Thank-you for the 'invites' already given and readily accepted.
Come across and share the steak and kidney pie which is on the menu for tomorrow!!


----------



## GB

csalt said:


> Colurs? I cannot make them work!


That is number one on the list.


----------



## csalt

GB said:


> That is number one on the list.


 

Great. Thanks GB


Oh goody, they're back. Here's a rainbow for you.

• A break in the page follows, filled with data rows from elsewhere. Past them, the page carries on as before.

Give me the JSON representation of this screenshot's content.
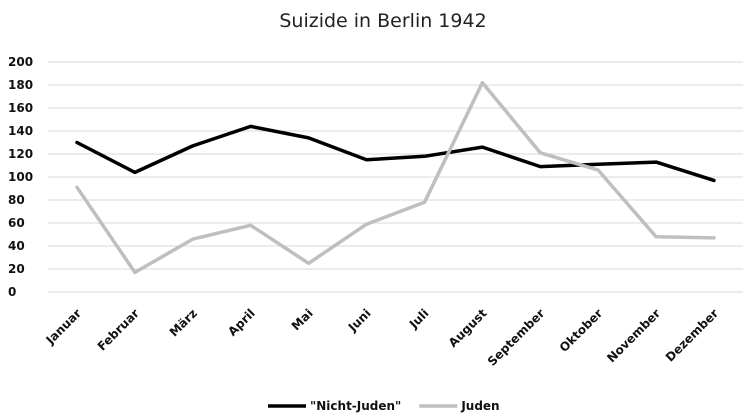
{
  "chart_data": {
    "type": "line",
    "title": "Suizide in Berlin 1942",
    "xlabel": "",
    "ylabel": "",
    "categories": [
      "Januar",
      "Februar",
      "März",
      "April",
      "Mai",
      "Juni",
      "Juli",
      "August",
      "September",
      "Oktober",
      "November",
      "Dezember"
    ],
    "series": [
      {
        "name": "\"Nicht-Juden\"",
        "color": "#000000",
        "values": [
          130,
          104,
          127,
          144,
          134,
          115,
          118,
          126,
          109,
          111,
          113,
          97
        ]
      },
      {
        "name": "Juden",
        "color": "#bfbfbf",
        "values": [
          91,
          17,
          46,
          58,
          25,
          59,
          78,
          182,
          121,
          106,
          48,
          47
        ]
      }
    ],
    "ylim": [
      0,
      200
    ],
    "yticks": [
      0,
      20,
      40,
      60,
      80,
      100,
      120,
      140,
      160,
      180,
      200
    ],
    "grid": true,
    "legend": "bottom"
  }
}
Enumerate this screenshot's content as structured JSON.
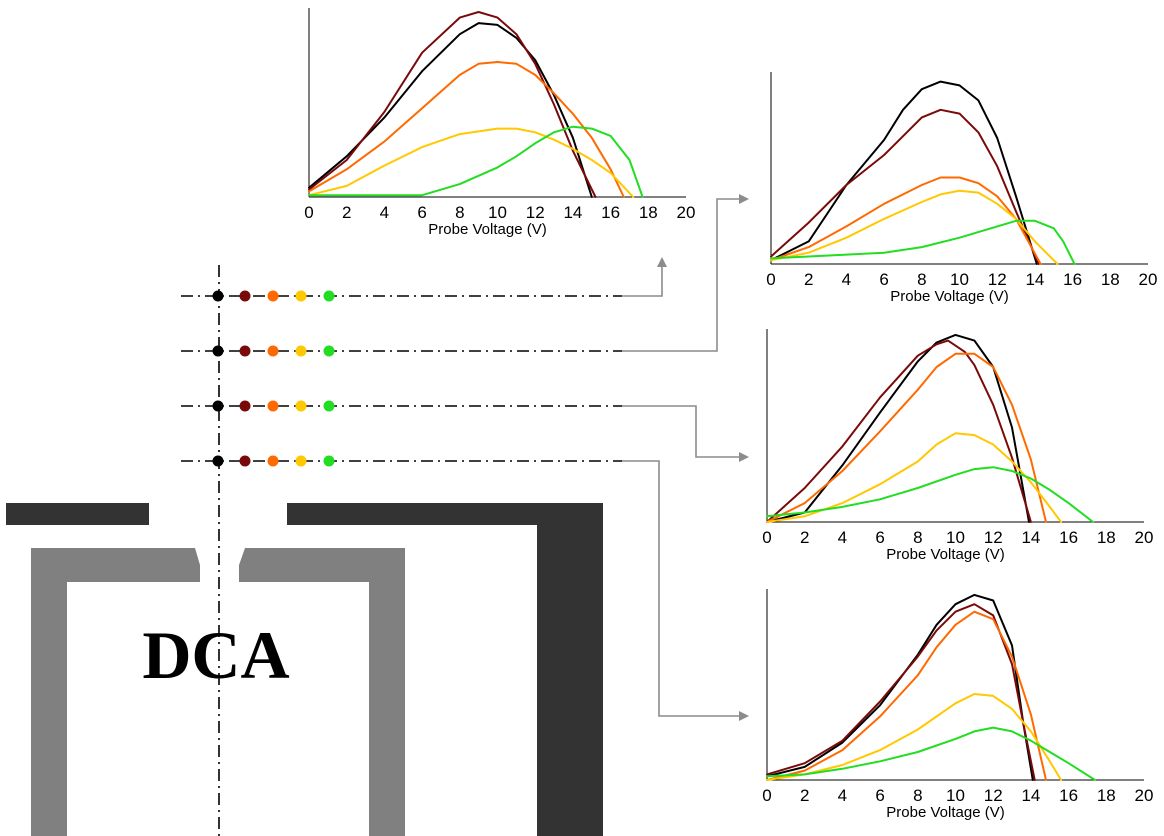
{
  "diagram": {
    "label": "DCA",
    "probe_rows": 4,
    "probe_colors": [
      "#000000",
      "#7a0a0a",
      "#ff6a00",
      "#ffc800",
      "#22dd22"
    ],
    "colors": {
      "outer_electrode": "#333333",
      "inner_electrode": "#808080",
      "connector": "#8c8c8c"
    }
  },
  "chart_data": [
    {
      "type": "line",
      "xlabel": "Probe Voltage (V)",
      "xlim": [
        0,
        20
      ],
      "xticks": [
        "0",
        "2",
        "4",
        "6",
        "8",
        "10",
        "12",
        "14",
        "16",
        "18",
        "20"
      ],
      "ylim": [
        0,
        1
      ],
      "series": [
        {
          "color": "#000000",
          "x": [
            0,
            2,
            4,
            6,
            8,
            9,
            10,
            11,
            12,
            13,
            14,
            15
          ],
          "y": [
            0.05,
            0.22,
            0.43,
            0.68,
            0.88,
            0.94,
            0.93,
            0.86,
            0.74,
            0.55,
            0.32,
            0.0
          ]
        },
        {
          "color": "#7a0a0a",
          "x": [
            0,
            2,
            4,
            6,
            8,
            9,
            10,
            11,
            12,
            13,
            14,
            15.2
          ],
          "y": [
            0.04,
            0.2,
            0.46,
            0.78,
            0.97,
            1.0,
            0.97,
            0.88,
            0.72,
            0.5,
            0.25,
            0.0
          ]
        },
        {
          "color": "#ff6a00",
          "x": [
            0,
            2,
            4,
            6,
            8,
            9,
            10,
            11,
            12,
            13,
            14,
            15,
            16,
            16.7
          ],
          "y": [
            0.03,
            0.15,
            0.3,
            0.48,
            0.66,
            0.72,
            0.73,
            0.72,
            0.66,
            0.56,
            0.45,
            0.32,
            0.15,
            0.0
          ]
        },
        {
          "color": "#ffc800",
          "x": [
            0,
            2,
            4,
            6,
            8,
            10,
            11,
            12,
            13,
            14,
            15,
            16,
            17.2
          ],
          "y": [
            0.01,
            0.06,
            0.17,
            0.27,
            0.34,
            0.37,
            0.37,
            0.35,
            0.31,
            0.26,
            0.2,
            0.13,
            0.0
          ]
        },
        {
          "color": "#22dd22",
          "x": [
            0,
            2,
            4,
            6,
            8,
            10,
            11,
            12,
            13,
            14,
            15,
            16,
            17,
            17.7
          ],
          "y": [
            0.01,
            0.01,
            0.01,
            0.01,
            0.07,
            0.16,
            0.22,
            0.29,
            0.35,
            0.38,
            0.37,
            0.33,
            0.2,
            0.0
          ]
        }
      ]
    },
    {
      "type": "line",
      "xlabel": "Probe Voltage (V)",
      "xlim": [
        0,
        20
      ],
      "xticks": [
        "0",
        "2",
        "4",
        "6",
        "8",
        "10",
        "12",
        "14",
        "16",
        "18",
        "20"
      ],
      "ylim": [
        0,
        1
      ],
      "series": [
        {
          "color": "#000000",
          "x": [
            0,
            2,
            4,
            6,
            7,
            8,
            9,
            10,
            11,
            12,
            13,
            14.1
          ],
          "y": [
            0.02,
            0.12,
            0.42,
            0.66,
            0.82,
            0.93,
            0.97,
            0.95,
            0.87,
            0.67,
            0.36,
            0.0
          ]
        },
        {
          "color": "#7a0a0a",
          "x": [
            0,
            2,
            4,
            6,
            7,
            8,
            9,
            10,
            11,
            12,
            13,
            14.2
          ],
          "y": [
            0.04,
            0.22,
            0.42,
            0.58,
            0.68,
            0.78,
            0.82,
            0.8,
            0.7,
            0.52,
            0.28,
            0.0
          ]
        },
        {
          "color": "#ff6a00",
          "x": [
            0,
            2,
            4,
            6,
            8,
            9,
            10,
            11,
            12,
            13,
            14.3
          ],
          "y": [
            0.02,
            0.09,
            0.2,
            0.32,
            0.42,
            0.46,
            0.46,
            0.43,
            0.36,
            0.24,
            0.0
          ]
        },
        {
          "color": "#ffc800",
          "x": [
            0,
            2,
            4,
            6,
            8,
            9,
            10,
            11,
            12,
            13,
            14,
            15.2
          ],
          "y": [
            0.02,
            0.06,
            0.14,
            0.24,
            0.33,
            0.37,
            0.39,
            0.38,
            0.32,
            0.24,
            0.12,
            0.0
          ]
        },
        {
          "color": "#22dd22",
          "x": [
            0,
            2,
            4,
            6,
            8,
            10,
            12,
            13,
            14,
            15,
            15.5,
            16.1
          ],
          "y": [
            0.03,
            0.04,
            0.05,
            0.06,
            0.09,
            0.14,
            0.2,
            0.23,
            0.23,
            0.19,
            0.12,
            0.0
          ]
        }
      ]
    },
    {
      "type": "line",
      "xlabel": "Probe Voltage (V)",
      "xlim": [
        0,
        20
      ],
      "xticks": [
        "0",
        "2",
        "4",
        "6",
        "8",
        "10",
        "12",
        "14",
        "16",
        "18",
        "20"
      ],
      "ylim": [
        0,
        1
      ],
      "series": [
        {
          "color": "#000000",
          "x": [
            0,
            2,
            4,
            6,
            8,
            9,
            10,
            11,
            12,
            13,
            13.9
          ],
          "y": [
            0.0,
            0.05,
            0.3,
            0.58,
            0.85,
            0.95,
            0.99,
            0.96,
            0.82,
            0.5,
            0.0
          ]
        },
        {
          "color": "#7a0a0a",
          "x": [
            0,
            2,
            4,
            6,
            8,
            9,
            9.6,
            10.5,
            11,
            12,
            13,
            14
          ],
          "y": [
            0.0,
            0.18,
            0.4,
            0.66,
            0.88,
            0.94,
            0.96,
            0.9,
            0.83,
            0.62,
            0.34,
            0.0
          ]
        },
        {
          "color": "#ff6a00",
          "x": [
            0,
            2,
            4,
            6,
            8,
            9,
            10,
            11,
            12,
            13,
            14,
            14.8
          ],
          "y": [
            0.0,
            0.1,
            0.27,
            0.48,
            0.7,
            0.82,
            0.89,
            0.89,
            0.82,
            0.62,
            0.33,
            0.0
          ]
        },
        {
          "color": "#ffc800",
          "x": [
            0,
            2,
            4,
            6,
            8,
            9,
            10,
            11,
            12,
            13,
            14,
            15,
            15.6
          ],
          "y": [
            0.0,
            0.03,
            0.1,
            0.2,
            0.32,
            0.41,
            0.47,
            0.46,
            0.41,
            0.32,
            0.21,
            0.08,
            0.0
          ]
        },
        {
          "color": "#22dd22",
          "x": [
            0,
            2,
            4,
            6,
            8,
            10,
            11,
            12,
            13,
            14,
            15,
            16,
            17.3
          ],
          "y": [
            0.03,
            0.05,
            0.08,
            0.12,
            0.18,
            0.25,
            0.28,
            0.29,
            0.27,
            0.23,
            0.17,
            0.1,
            0.0
          ]
        }
      ]
    },
    {
      "type": "line",
      "xlabel": "Probe Voltage (V)",
      "xlim": [
        0,
        20
      ],
      "xticks": [
        "0",
        "2",
        "4",
        "6",
        "8",
        "10",
        "12",
        "14",
        "16",
        "18",
        "20"
      ],
      "ylim": [
        0,
        1
      ],
      "series": [
        {
          "color": "#000000",
          "x": [
            0,
            2,
            4,
            6,
            8,
            9,
            10,
            11,
            12,
            13,
            13.6,
            14.1
          ],
          "y": [
            0.02,
            0.07,
            0.2,
            0.4,
            0.67,
            0.83,
            0.94,
            0.99,
            0.96,
            0.72,
            0.3,
            0.0
          ]
        },
        {
          "color": "#7a0a0a",
          "x": [
            0,
            2,
            4,
            6,
            8,
            9,
            10,
            11,
            12,
            13,
            13.6,
            14.2
          ],
          "y": [
            0.03,
            0.09,
            0.21,
            0.42,
            0.66,
            0.8,
            0.9,
            0.94,
            0.88,
            0.62,
            0.3,
            0.0
          ]
        },
        {
          "color": "#ff6a00",
          "x": [
            0,
            2,
            4,
            6,
            8,
            9,
            10,
            11,
            12,
            13,
            14,
            14.8
          ],
          "y": [
            0.0,
            0.05,
            0.16,
            0.34,
            0.56,
            0.71,
            0.83,
            0.9,
            0.86,
            0.66,
            0.35,
            0.0
          ]
        },
        {
          "color": "#ffc800",
          "x": [
            0,
            2,
            4,
            6,
            8,
            10,
            11,
            12,
            13,
            14,
            15,
            15.6
          ],
          "y": [
            0.0,
            0.03,
            0.08,
            0.16,
            0.27,
            0.41,
            0.46,
            0.45,
            0.38,
            0.26,
            0.1,
            0.0
          ]
        },
        {
          "color": "#22dd22",
          "x": [
            0,
            2,
            4,
            6,
            8,
            10,
            11,
            12,
            13,
            14,
            15,
            16,
            17.4
          ],
          "y": [
            0.02,
            0.03,
            0.06,
            0.1,
            0.15,
            0.22,
            0.26,
            0.28,
            0.26,
            0.21,
            0.15,
            0.09,
            0.0
          ]
        }
      ]
    }
  ]
}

No colours on the PM's though?


----------



## *amy*

Lotsa of new things to digest.  Wondering about Albums.  Have seen the feature on other sites, but not sure what they are all about.  Is it similar to the Member Photos & gallery?  What does one put in an Album? TIA


----------



## Maverick2272

I made two albums, one of my family and one of our garden. Some of these pictures I had put in the member gallery before, but I like having them on my page where they are easy to find and organized into an album.


----------



## redkitty

I love the photo albums too!  I just made one.


----------



## csalt

Still cannot use colours on the PM's.


----------



## Maverick2272

redkitty said:


> I love the photo albums too!  I just made one.



Was that a hint?


----------



## middie

I don't see anything for colors. Is it just me ?


----------



## suziquzie

ummmm I think the birthdays are missing from the portal page......


----------



## lulu

Its all so new and different....

its going to take me a while to get th hang of this.....


----------



## VickiQ

Hi- I feel kind of foolish - I didn't know that there were individual message boards for everyone and you can leave messages on them-until today - I'm so sorry to everyone who has befrinded me and I kind of snubbed them!!! I still don't know how to send a friend request! Love and energy, Vicki


----------



## lulu

VickiQ said:


> Hi- I feel kind of foolish - I didn't know that there were individual message boards for everyone and you can leave messages on them-until today - I'm so sorry to everyone who has befrinded me and I kind of snubbed them!!! I still don't know how to send a friend request! Love and energy, Vicki


 

Huh, different to pms?  

I daren't try the friends thing because I'll only mess it up, but I'm sure the people who are my friends no it anyway,


----------



## Michael in FtW

Ok, Buddy (Maverick2272) your check cleared ... sure I'll be your friend!


----------



## buckytom

ok, so how do you know if you've asked someone to be your friend and they've turned you down. 
i think that i've sent the request for friendship to  a person or two, but i never saw a confirmation in any way, and they're not in my list.
did they rebuke me?
or am i a bonehead and never sent it?

i don't want to ask again. it would look needy. i don't do needy very well. ridiculously self assured, yes. but not needy.


----------



## kitchenelf

Hiya BT,

If you go to that person's profile and the "Befriend whomever" isn't there you have already asked the person.  If they have actually turned you down (surely not) I don't know if the option re-appears or not.  I guess you can always send them:

Please check one:

__ You like me

__ You don't like me

Glad I could help


----------



## quicksilver

If you don't check your friend list, like I usually forget to check. You won't know til you do check.​


----------